We Have To Do Better: Mob Reporting Faces Crossroads Amid 24-7 News Cycle, Journalists, YouTubers Not Doing Job
November 5, 2024 — The feverish itch to be first, fast and feed more content to the algorithm beast is effecting my credibility.
It’s doing a number on others in the mob reporting space and their reputations as well. We all need to check ourselves and be more deliberate in our work. If we don’t, it will be to our own peril and ruin. At the very least, it will significantly diminish, and possibly destroy, the very veracity and faith in our platforms that’s at the core of this type of journalism-content creation and has been forever.
The New York Times and Jerry Capeci are The New York Times and Jerry Capeci for a reason. Don’t get it twisted. We are not them. Not even close.
Over the weekend, the internet and social media in gangland circles was abuzz with chatter of former Genovese mob consigliere Bobby Manna’s passing in prison. I reported it. So did almost every other underworld-reporting platform in the genre. The problem is, Bobby Manna, while pushing 95 years old, is not dead. He never was. We all put it out there as if he was dead and gone and that the news we were reporting was the gospel.
He wasn’t. It wasn’t.
For Gangster Report, this is a bitter pill to swallow. We pride ourselves for having our finger on the pulse of the streets in North America, however, this is the second time in 10 months and third time since launching GR 2:0 almost two years ago that we have to issue a retraction (another false obit and a location misidentification from a social media post are the others). That is not acceptable. Totally. And completely.
The New York Times issues retractions practically once a decade. Maybe.
Capeci’s Gangland News, although not as consistently spicey as it once was, remains the gold standard of this space and will always be until further notice; Jerry is the Dean and is on-point with his reporting nearly 100 percent of the time. He doesn’t care how long it takes him to confirm scoops, nor should he.
That’s REAL journalism. Being accurate is the only issue that matters.
The New York Times waited two months before reporting that former Bonanno mob capo Frank Coppa died in the Witness Protection Program, well after the rest of us went with it and the Sitdown podcast broke it back in August. Do you want to know why? Because they waited until they saw a death certificate. It didn’t matter that it took them an extra nine weeks to track one down. They did it the right way. The way we all should be doing it. Maybe not a death certificate from the morgue, but definitely a public obituary or confirmation from a next of kin.
In the case of Bobby Manna, it was an alleged relative by marriage who was making the rounds and tipping off journalists and content creators in the genre to what the person claimed was the death of East Coast mob icon Manna. We all went with it. We all got burned. The echo chamber fed on itself and it undercut our collective credibility and reporting bonafides. Shame on us.

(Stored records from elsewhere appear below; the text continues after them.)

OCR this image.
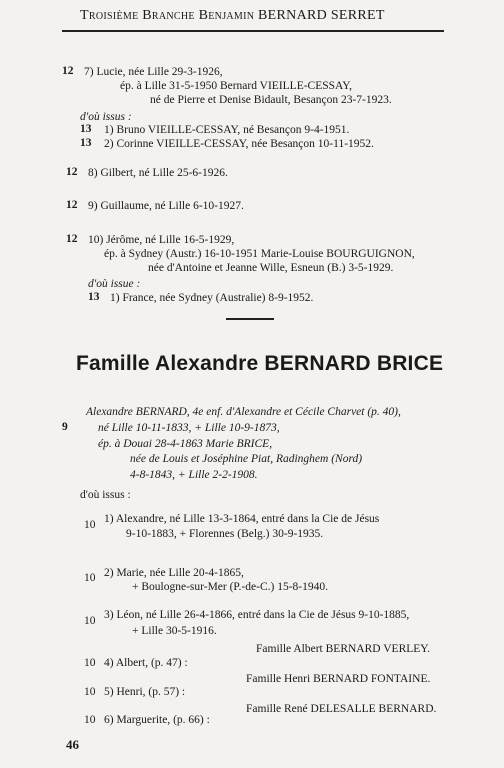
Troisième Branche Benjamin BERNARD SERRET
12 7) Lucie, née Lille 29-3-1926,
ép. à Lille 31-5-1950 Bernard VIEILLE-CESSAY,
né de Pierre et Denise Bidault, Besançon 23-7-1923.
d'où issus :
13 1) Bruno VIEILLE-CESSAY, né Besançon 9-4-1951.
13 2) Corinne VIEILLE-CESSAY, née Besançon 10-11-1952.
12 8) Gilbert, né Lille 25-6-1926.
12 9) Guillaume, né Lille 6-10-1927.
12 10) Jérôme, né Lille 16-5-1929,
ép. à Sydney (Austr.) 16-10-1951 Marie-Louise BOURGUIGNON,
née d'Antoine et Jeanne Wille, Esneun (B.) 3-5-1929.
d'où issue :
13 1) France, née Sydney (Australie) 8-9-1952.
Famille Alexandre BERNARD BRICE
9
Alexandre BERNARD, 4e enf. d'Alexandre et Cécile Charvet (p. 40),
né Lille 10-11-1833, + Lille 10-9-1873,
ép. à Douai 28-4-1863 Marie BRICE,
née de Louis et Joséphine Piat, Radinghem (Nord)
4-8-1843, + Lille 2-2-1908.
d'où issus :
10 1) Alexandre, né Lille 13-3-1864, entré dans la Cie de Jésus
9-10-1883, + Florennes (Belg.) 30-9-1935.
10 2) Marie, née Lille 20-4-1865,
+ Boulogne-sur-Mer (P.-de-C.) 15-8-1940.
10 3) Léon, né Lille 26-4-1866, entré dans la Cie de Jésus 9-10-1885,
+ Lille 30-5-1916.
10 4) Albert, (p. 47) :
Famille Albert BERNARD VERLEY.
10 5) Henri, (p. 57) :
Famille Henri BERNARD FONTAINE.
10 6) Marguerite, (p. 66) :
Famille René DELESALLE BERNARD.
46
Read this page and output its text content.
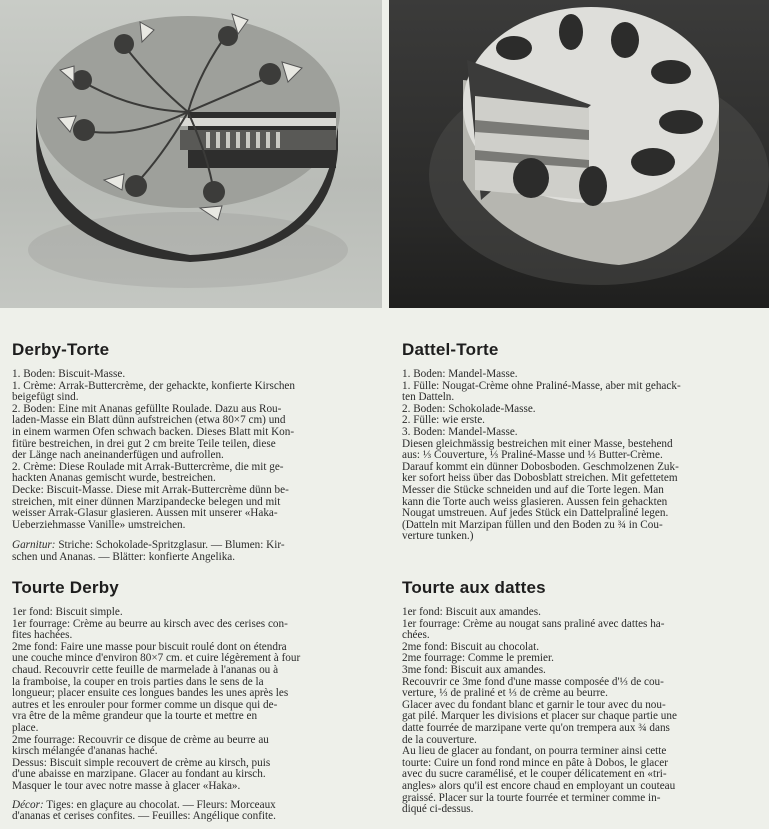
Derby-Torte

1. Boden: Biscuit-Masse.

1. Crème: Arrak-Buttercrème, der gehackte, konfierte Kirschen

beigefügt sind.

2. Boden: Eine mit Ananas gefüllte Roulade. Dazu aus Rou-

laden-Masse ein Blatt dünn aufstreichen (etwa 80×7 cm) und

in einem warmen Ofen schwach backen. Dieses Blatt mit Kon-

fitüre bestreichen, in drei gut 2 cm breite Teile teilen, diese

der Länge nach aneinanderfügen und aufrollen.

2. Crème: Diese Roulade mit Arrak-Buttercrème, die mit ge-

hackten Ananas gemischt wurde, bestreichen.

Decke: Biscuit-Masse. Diese mit Arrak-Buttercrème dünn be-

streichen, mit einer dünnen Marzipandecke belegen und mit

weisser Arrak-Glasur glasieren. Aussen mit unserer «Haka-

Ueberziehmasse Vanille» umstreichen.

Garnitur: Striche: Schokolade-Spritzglasur. — Blumen: Kir-

schen und Ananas. — Blätter: konfierte Angelika.

Tourte Derby

1er fond: Biscuit simple.

1er fourrage: Crème au beurre au kirsch avec des cerises con-

fites hachées.

2me fond: Faire une masse pour biscuit roulé dont on étendra

une couche mince d'environ 80×7 cm. et cuire légèrement à four

chaud. Recouvrir cette feuille de marmelade à l'ananas ou à

la framboise, la couper en trois parties dans le sens de la

longueur; placer ensuite ces longues bandes les unes après les

autres et les enrouler pour former comme un disque qui de-

vra être de la même grandeur que la tourte et mettre en

place.

2me fourrage: Recouvrir ce disque de crème au beurre au

kirsch mélangée d'ananas haché.

Dessus: Biscuit simple recouvert de crème au kirsch, puis

d'une abaisse en marzipane. Glacer au fondant au kirsch.

Masquer le tour avec notre masse à glacer «Haka».

Décor: Tiges: en glaçure au chocolat. — Fleurs: Morceaux

d'ananas et cerises confites. — Feuilles: Angélique confite.

Dattel-Torte

1. Boden: Mandel-Masse.

1. Fülle: Nougat-Crème ohne Praliné-Masse, aber mit gehack-

ten Datteln.

2. Boden: Schokolade-Masse.

2. Fülle: wie erste.

3. Boden: Mandel-Masse.

Diesen gleichmässig bestreichen mit einer Masse, bestehend

aus: ⅓ Couverture, ⅓ Praliné-Masse und ⅓ Butter-Crème.

Darauf kommt ein dünner Dobosboden. Geschmolzenen Zuk-

ker sofort heiss über das Dobosblatt streichen. Mit gefettetem

Messer die Stücke schneiden und auf die Torte legen. Man

kann die Torte auch weiss glasieren. Aussen fein gehackten

Nougat umstreuen. Auf jedes Stück ein Dattelpraliné legen.

(Datteln mit Marzipan füllen und den Boden zu ¾ in Cou-

verture tunken.)

Tourte aux dattes

1er fond: Biscuit aux amandes.

1er fourrage: Crème au nougat sans praliné avec dattes ha-

chées.

2me fond: Biscuit au chocolat.

2me fourrage: Comme le premier.

3me fond: Biscuit aux amandes.

Recouvrir ce 3me fond d'une masse composée d'⅓ de cou-

verture, ⅓ de praliné et ⅓ de crème au beurre.

Glacer avec du fondant blanc et garnir le tour avec du nou-

gat pilé. Marquer les divisions et placer sur chaque partie une

datte fourrée de marzipane verte qu'on trempera aux ¾ dans

de la couverture.

Au lieu de glacer au fondant, on pourra terminer ainsi cette

tourte: Cuire un fond rond mince en pâte à Dobos, le glacer

avec du sucre caramélisé, et le couper délicatement en «tri-

angles» alors qu'il est encore chaud en employant un couteau

graissé. Placer sur la tourte fourrée et terminer comme in-

diqué ci-dessus.
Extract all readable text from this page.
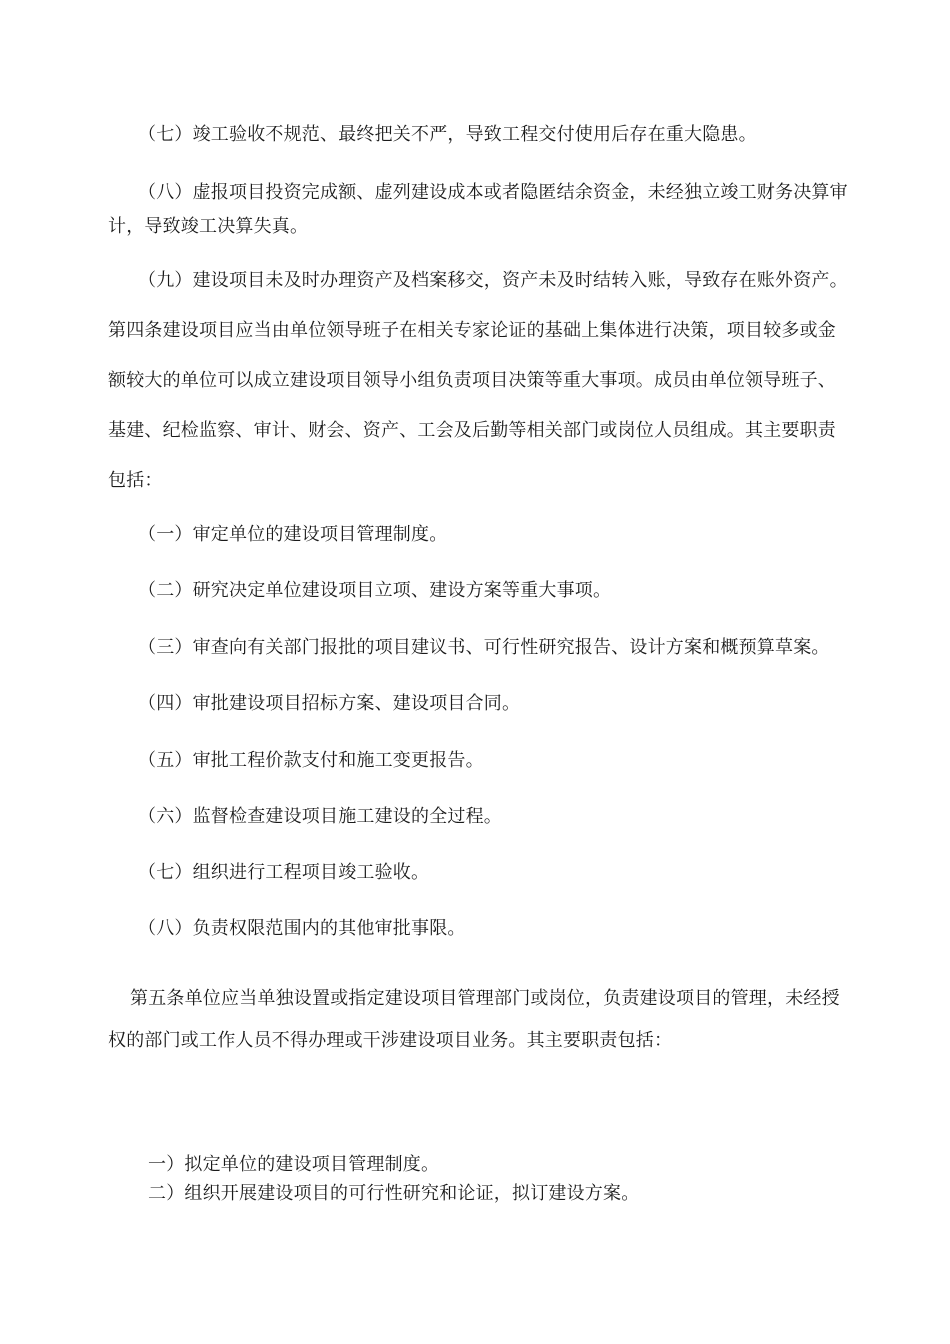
（七）竣工验收不规范、最终把关不严，导致工程交付使用后存在重大隐患。
（八）虚报项目投资完成额、虚列建设成本或者隐匿结余资金，未经独立竣工财务决算审
计，导致竣工决算失真。
（九）建设项目未及时办理资产及档案移交，资产未及时结转入账，导致存在账外资产。
第四条建设项目应当由单位领导班子在相关专家论证的基础上集体进行决策，项目较多或金
额较大的单位可以成立建设项目领导小组负责项目决策等重大事项。成员由单位领导班子、
基建、纪检监察、审计、财会、资产、工会及后勤等相关部门或岗位人员组成。其主要职责
包括：
（一）审定单位的建设项目管理制度。
（二）研究决定单位建设项目立项、建设方案等重大事项。
（三）审查向有关部门报批的项目建议书、可行性研究报告、设计方案和概预算草案。
（四）审批建设项目招标方案、建设项目合同。
（五）审批工程价款支付和施工变更报告。
（六）监督检查建设项目施工建设的全过程。
（七）组织进行工程项目竣工验收。
（八）负责权限范围内的其他审批事限。
第五条单位应当单独设置或指定建设项目管理部门或岗位，负责建设项目的管理，未经授
权的部门或工作人员不得办理或干涉建设项目业务。其主要职责包括：
一）拟定单位的建设项目管理制度。
二）组织开展建设项目的可行性研究和论证，拟订建设方案。
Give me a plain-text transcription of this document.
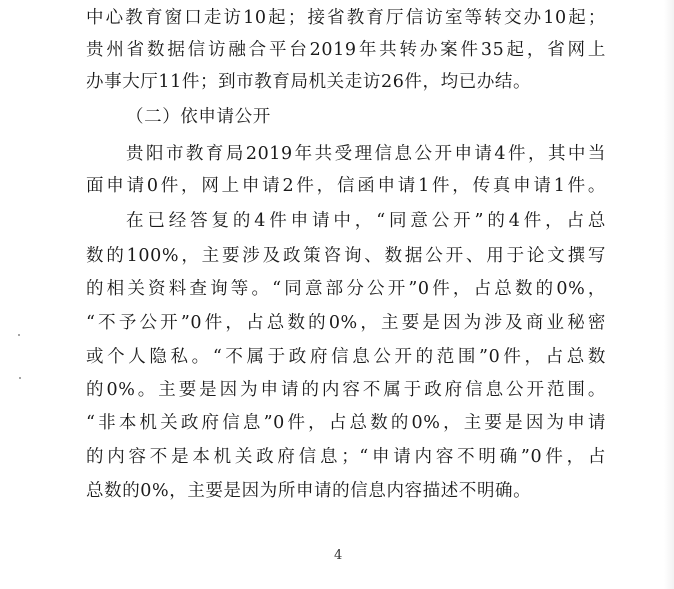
中心教育窗口走访10起；接省教育厅信访室等转交办10起；
贵州省数据信访融合平台2019年共转办案件35起，省网上
办事大厅11件；到市教育局机关走访26件，均已办结。
（二）依申请公开
贵阳市教育局2019年共受理信息公开申请4件，其中当
面申请0件，网上申请2件，信函申请1件，传真申请1件。
在已经答复的4件申请中，“同意公开”的4件，占总
数的100%，主要涉及政策咨询、数据公开、用于论文撰写
的相关资料查询等。“同意部分公开”0件，占总数的0%，
“不予公开”0件，占总数的0%，主要是因为涉及商业秘密
或个人隐私。“不属于政府信息公开的范围”0件，占总数
的0%。主要是因为申请的内容不属于政府信息公开范围。
“非本机关政府信息”0件，占总数的0%，主要是因为申请
的内容不是本机关政府信息；“申请内容不明确”0件，占
总数的0%，主要是因为所申请的信息内容描述不明确。
4
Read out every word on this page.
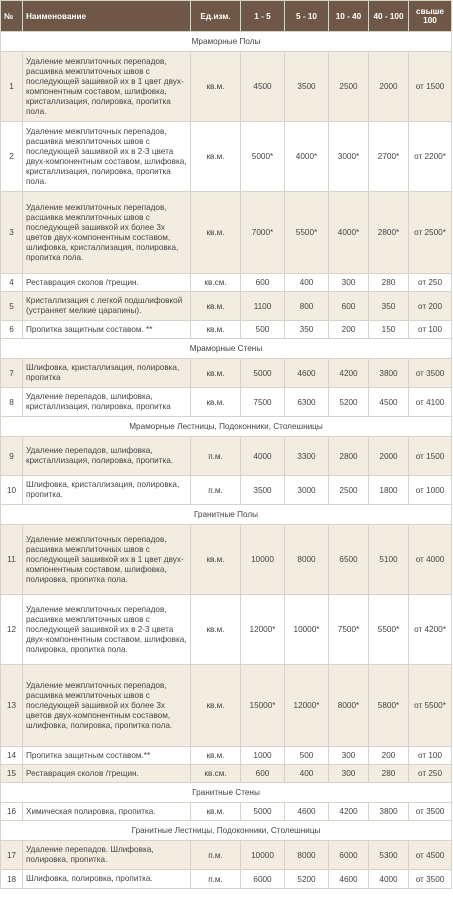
№	Наименование	Ед.изм.	1 - 5	5 - 10	10 - 40	40 - 100	свыше 100
Мраморные Полы							
1	Удаление межплиточных перепадов, расшивка межплиточных швов с последующей зашивкой их в 1 цвет двух-компонентным составом, шлифовка, кристаллизация, полировка, пропитка пола.	кв.м.	4500	3500	2500	2000	от 1500
2	Удаление межплиточных перепадов, расшивка межплиточных швов с последующей зашивкой их в 2-3 цвета двух-компонентным составом, шлифовка, кристаллизация, полировка, пропитка пола.	кв.м.	5000*	4000*	3000*	2700*	от 2200*
3	Удаление межплиточных перепадов, расшивка межплиточных швов с последующей зашивкой их более 3х цветов двух-компонентным составом, шлифовка, кристаллизация, полировка, пропитка пола.	кв.м.	7000*	5500*	4000*	2800*	от 2500*
4	Реставрация сколов /трещин.	кв.см.	600	400	300	280	от 250
5	Кристаллизация с легкой подшлифовкой (устраняет мелкие царапины).	кв.м.	1100	800	600	350	от 200
6	Пропитка защитным составом. **	кв.м.	500	350	200	150	от 100
Мраморные Стены							
7	Шлифовка, кристаллизация, полировка, пропитка	кв.м.	5000	4600	4200	3800	от 3500
8	Удаление перепадов, шлифовка, кристаллизация, полировка, пропитка	кв.м.	7500	6300	5200	4500	от 4100
Мраморные Лестницы, Подоконники, Столешницы							
9	Удаление перепадов, шлифовка, кристаллизация, полировка, пропитка.	п.м.	4000	3300	2800	2000	от 1500
10	Шлифовка, кристаллизация, полировка, пропитка.	п.м.	3500	3000	2500	1800	от 1000
Гранитные Полы							
11	Удаление межплиточных перепадов, расшивка межплиточных швов с последующей зашивкой их в 1 цвет двух-компонентным составом, шлифовка, полировка, пропитка пола.	кв.м.	10000	8000	6500	5100	от 4000
12	Удаление межплиточных перепадов, расшивка межплиточных швов с последующей зашивкой их в 2-3 цвета двух-компонентным составом, шлифовка, полировка, пропитка пола.	кв.м.	12000*	10000*	7500*	5500*	от 4200*
13	Удаление межплиточных перепадов, расшивка межплиточных швов с последующей зашивкой их более 3х цветов двух-компонентным составом, шлифовка, полировка, пропитка пола.	кв.м.	15000*	12000*	8000*	5800*	от 5500*
14	Пропитка защитным составом.**	кв.м.	1000	500	300	200	от 100
15	Реставрация сколов /трещин.	кв.см.	600	400	300	280	от 250
Гранитные Стены							
16	Химическая полировка, пропитка.	кв.м.	5000	4600	4200	3800	от 3500
Гранитные Лестницы, Подоконники, Столешницы							
17	Удаление перепадов. Шлифовка, полировка, пропитка.	п.м.	10000	8000	6000	5300	от 4500
18	Шлифовка, полировка, пропитка.	п.м.	6000	5200	4600	4000	от 3500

That bring us to Tommy Reynolds. The former Bonanno mob affiliate and hit man who got a sentence reduction earlier this year. The BOP says his out date is August 2026. Several different prominent mob-news platforms (GR was not among them) reported back in September that he was out already or on the verge of getting out within days. He hasn’t left FCI Otisville though……..almost six weeks after the news of Renyolds’s purported soon-to-be-free prisoner status surfaced. This is becoming far too common of a narrative, a pattern if you will, that GR itself is part of.
It needs to stop. There is not an alternative. The fate of this content space depends on it, our legitimacy as arbiters of facts, a free and fair press and most of all as crucial preservers of American true-crime history lies in the balance.
GR for one, pledges to do better and hold itself to a higher standard of vetting breaking news. Everyone playing in this sandbox needs to do the same.
If we fail, we will perish. All of us. And it will be our own fault due to caring more about clicks, engagements and hype than truth, professionalism and pride.